In Patent Scaffolding Co. v. William Simpson Constr. Co. (1967) 256 Cal.App.2d 506, a subcontractor (Patent) was hired by a general contractor (Simpson) to perform certain work on a building. (Patent Scaffolding, supra, 256 Cal.App.2d at p. 508.) Their contract required Simpson to obtain fire insurance on Patent's property at the job site, but Simpson failed to do so. A fire of unknown origin destroyed Patent's property. Patent's own fire insurers paid Patent for the loss, and then sought to subrogate to Patent's rights against Simpson for the latter's failure to obtain the insurance. The trial court permitted subrogation, finding that Simpson had agreed not only to obtain fire insurance but also to indemnify Patent against fire loss (despite the absence of an express indemnification provision in the contract). (Id. at pp. 508-509.) The Court of Appeal reversed, holding that the insurers were not entitled to subrogation because Simpson did not cause the fire and the insurers were merely paying a loss that they had agreed to insure.
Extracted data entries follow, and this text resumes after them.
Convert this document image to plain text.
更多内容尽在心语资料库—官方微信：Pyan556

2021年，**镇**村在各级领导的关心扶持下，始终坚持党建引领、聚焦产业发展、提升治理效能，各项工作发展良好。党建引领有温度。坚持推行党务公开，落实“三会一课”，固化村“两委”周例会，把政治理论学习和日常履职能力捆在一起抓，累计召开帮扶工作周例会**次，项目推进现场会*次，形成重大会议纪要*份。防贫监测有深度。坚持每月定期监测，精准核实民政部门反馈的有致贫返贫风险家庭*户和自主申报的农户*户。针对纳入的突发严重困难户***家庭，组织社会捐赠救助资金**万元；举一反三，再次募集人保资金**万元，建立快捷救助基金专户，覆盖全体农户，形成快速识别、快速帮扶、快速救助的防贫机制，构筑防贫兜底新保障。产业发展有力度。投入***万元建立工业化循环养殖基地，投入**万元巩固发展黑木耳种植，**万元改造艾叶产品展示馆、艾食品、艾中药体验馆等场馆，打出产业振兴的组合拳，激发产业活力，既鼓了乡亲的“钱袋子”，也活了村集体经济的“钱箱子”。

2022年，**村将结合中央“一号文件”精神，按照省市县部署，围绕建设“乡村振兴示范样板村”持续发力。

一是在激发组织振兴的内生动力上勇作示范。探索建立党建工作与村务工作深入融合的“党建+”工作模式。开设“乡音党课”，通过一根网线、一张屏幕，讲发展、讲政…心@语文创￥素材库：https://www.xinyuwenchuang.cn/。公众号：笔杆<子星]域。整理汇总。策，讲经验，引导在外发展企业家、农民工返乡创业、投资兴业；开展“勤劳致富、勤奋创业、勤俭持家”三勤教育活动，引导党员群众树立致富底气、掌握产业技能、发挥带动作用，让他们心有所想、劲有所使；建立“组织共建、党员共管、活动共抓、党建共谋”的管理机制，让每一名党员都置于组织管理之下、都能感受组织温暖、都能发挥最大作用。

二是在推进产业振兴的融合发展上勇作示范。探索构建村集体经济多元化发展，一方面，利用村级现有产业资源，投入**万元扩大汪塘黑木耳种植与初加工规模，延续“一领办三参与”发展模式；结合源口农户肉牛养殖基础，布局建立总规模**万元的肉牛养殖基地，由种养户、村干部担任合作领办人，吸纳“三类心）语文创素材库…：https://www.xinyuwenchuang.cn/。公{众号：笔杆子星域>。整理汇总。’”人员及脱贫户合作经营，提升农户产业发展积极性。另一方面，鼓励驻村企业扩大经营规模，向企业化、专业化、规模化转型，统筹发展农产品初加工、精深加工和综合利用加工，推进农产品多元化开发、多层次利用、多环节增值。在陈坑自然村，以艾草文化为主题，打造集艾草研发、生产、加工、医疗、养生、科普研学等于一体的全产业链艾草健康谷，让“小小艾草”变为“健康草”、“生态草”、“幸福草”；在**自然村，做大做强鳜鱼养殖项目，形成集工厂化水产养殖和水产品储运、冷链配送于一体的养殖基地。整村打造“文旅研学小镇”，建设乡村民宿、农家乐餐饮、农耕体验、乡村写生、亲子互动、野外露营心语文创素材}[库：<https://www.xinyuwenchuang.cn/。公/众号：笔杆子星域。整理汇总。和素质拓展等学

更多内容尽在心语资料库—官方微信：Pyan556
The court explained: "The insurers' loss was not caused by Simpson's failure to get insurance or to indemnify Patent. The insurers' loss was caused by the fire, the very risk which each assumed, and Simpson's failure to perform its contractual duty had nothing to do with the fire." (Patent Scaffolding, supra, 256 Cal.App.2d at p. 512.) The court held: when "two parties are contractually bound by independent contracts to indemnify the same person for the same loss, the payment by one of them to his indemnitee does not create in him equities superior to the nonpaying indemnitor, justifying subrogation, if the latter did not cause or participate in causing the loss." (Id. at p. 514.)